Un tredicenne, Giuseppe Letizia, fu testimone di quel delitto. In ospedale, dove giunse delirante e in preda a una febbre alta, morì dopo essere stato "curato" con un'iniezione; fu il veleno ad ucciderlo, perché lo stesso ospedale era diretto dal capomafia di Corleone, nonché mandante dell'assassinio.
Le indagini sulla morte di Rizzotto furono condotte dal giovane carabiniere, poi diventato generale, Carlo Alberto dalla Chiesa. In un primo momento si riuscì a ritrovare il corpo del sindacalista. Ad essere arrestato fu Vincenzo Collura, il quale rivelò di aver preso parte al rapimento di Rizzotto in concorso con Luciano Liggio e la cui testimonianza rese possibile agli inquirenti rinvenire alcune tracce del sindacalista. Dopo poco tempo, Criscione e Collura ritrattarono la confessione e in sede di processo vennero assolti per insufficienza di prove.

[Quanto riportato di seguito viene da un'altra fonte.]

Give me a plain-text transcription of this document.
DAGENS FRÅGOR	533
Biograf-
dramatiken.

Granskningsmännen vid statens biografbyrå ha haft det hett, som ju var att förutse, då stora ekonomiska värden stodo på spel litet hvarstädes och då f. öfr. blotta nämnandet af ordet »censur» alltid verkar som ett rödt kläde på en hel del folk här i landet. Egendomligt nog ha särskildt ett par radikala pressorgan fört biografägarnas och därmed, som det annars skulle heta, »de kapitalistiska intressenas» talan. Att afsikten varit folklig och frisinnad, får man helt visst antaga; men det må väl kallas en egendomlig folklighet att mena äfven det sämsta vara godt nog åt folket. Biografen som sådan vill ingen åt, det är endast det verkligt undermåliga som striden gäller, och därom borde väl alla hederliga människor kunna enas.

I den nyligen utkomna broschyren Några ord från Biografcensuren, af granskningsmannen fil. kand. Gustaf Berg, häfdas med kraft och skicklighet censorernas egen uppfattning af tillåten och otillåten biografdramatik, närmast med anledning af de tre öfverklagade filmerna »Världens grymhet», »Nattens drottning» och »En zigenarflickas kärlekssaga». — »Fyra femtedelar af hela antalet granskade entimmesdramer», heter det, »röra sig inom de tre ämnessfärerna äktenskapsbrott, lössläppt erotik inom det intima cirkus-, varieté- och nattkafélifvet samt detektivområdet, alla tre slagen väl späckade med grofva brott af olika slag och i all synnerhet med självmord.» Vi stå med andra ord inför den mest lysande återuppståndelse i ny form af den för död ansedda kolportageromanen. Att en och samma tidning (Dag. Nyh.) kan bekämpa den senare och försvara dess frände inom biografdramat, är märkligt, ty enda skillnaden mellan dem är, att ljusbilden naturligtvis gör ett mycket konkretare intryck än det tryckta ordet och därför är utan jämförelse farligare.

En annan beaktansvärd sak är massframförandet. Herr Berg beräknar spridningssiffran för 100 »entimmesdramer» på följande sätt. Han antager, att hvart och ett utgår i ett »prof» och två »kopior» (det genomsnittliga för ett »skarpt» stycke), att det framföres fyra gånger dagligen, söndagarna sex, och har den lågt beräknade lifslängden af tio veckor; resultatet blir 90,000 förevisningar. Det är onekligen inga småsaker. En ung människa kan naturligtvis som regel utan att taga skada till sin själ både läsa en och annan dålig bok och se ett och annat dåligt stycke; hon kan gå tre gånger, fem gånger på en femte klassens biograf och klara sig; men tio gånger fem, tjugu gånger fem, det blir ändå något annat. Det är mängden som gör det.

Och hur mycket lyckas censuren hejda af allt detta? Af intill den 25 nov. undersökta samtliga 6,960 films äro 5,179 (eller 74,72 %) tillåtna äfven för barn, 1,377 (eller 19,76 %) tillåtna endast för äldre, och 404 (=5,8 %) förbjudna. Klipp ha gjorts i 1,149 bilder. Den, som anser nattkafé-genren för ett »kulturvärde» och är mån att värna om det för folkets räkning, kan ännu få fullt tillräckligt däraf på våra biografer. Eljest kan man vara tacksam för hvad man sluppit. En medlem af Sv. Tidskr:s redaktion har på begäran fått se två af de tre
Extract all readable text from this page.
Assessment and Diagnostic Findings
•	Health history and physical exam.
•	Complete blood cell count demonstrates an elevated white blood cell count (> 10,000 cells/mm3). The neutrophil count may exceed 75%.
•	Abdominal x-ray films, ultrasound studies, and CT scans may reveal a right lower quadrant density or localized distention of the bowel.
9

L’omicidio di Placido Rizzotto aprì una lunga catena di sangue della mafia corleonese, che da lì, con una lunga scia di sangue, prese il potere di Cosa nostra palermitana. I corleonesi si contraddistinsero per la loro brutalità nel commettere gli omicidi. Come anche nell’omicidio di Rizzotto, i mafiosi volevano che del sindacalista non ne rimanesse più nulla, nemmeno il suo corpo. Ma dopo tantissimi anni la memoria e il coraggio del sindacalista resta vivo.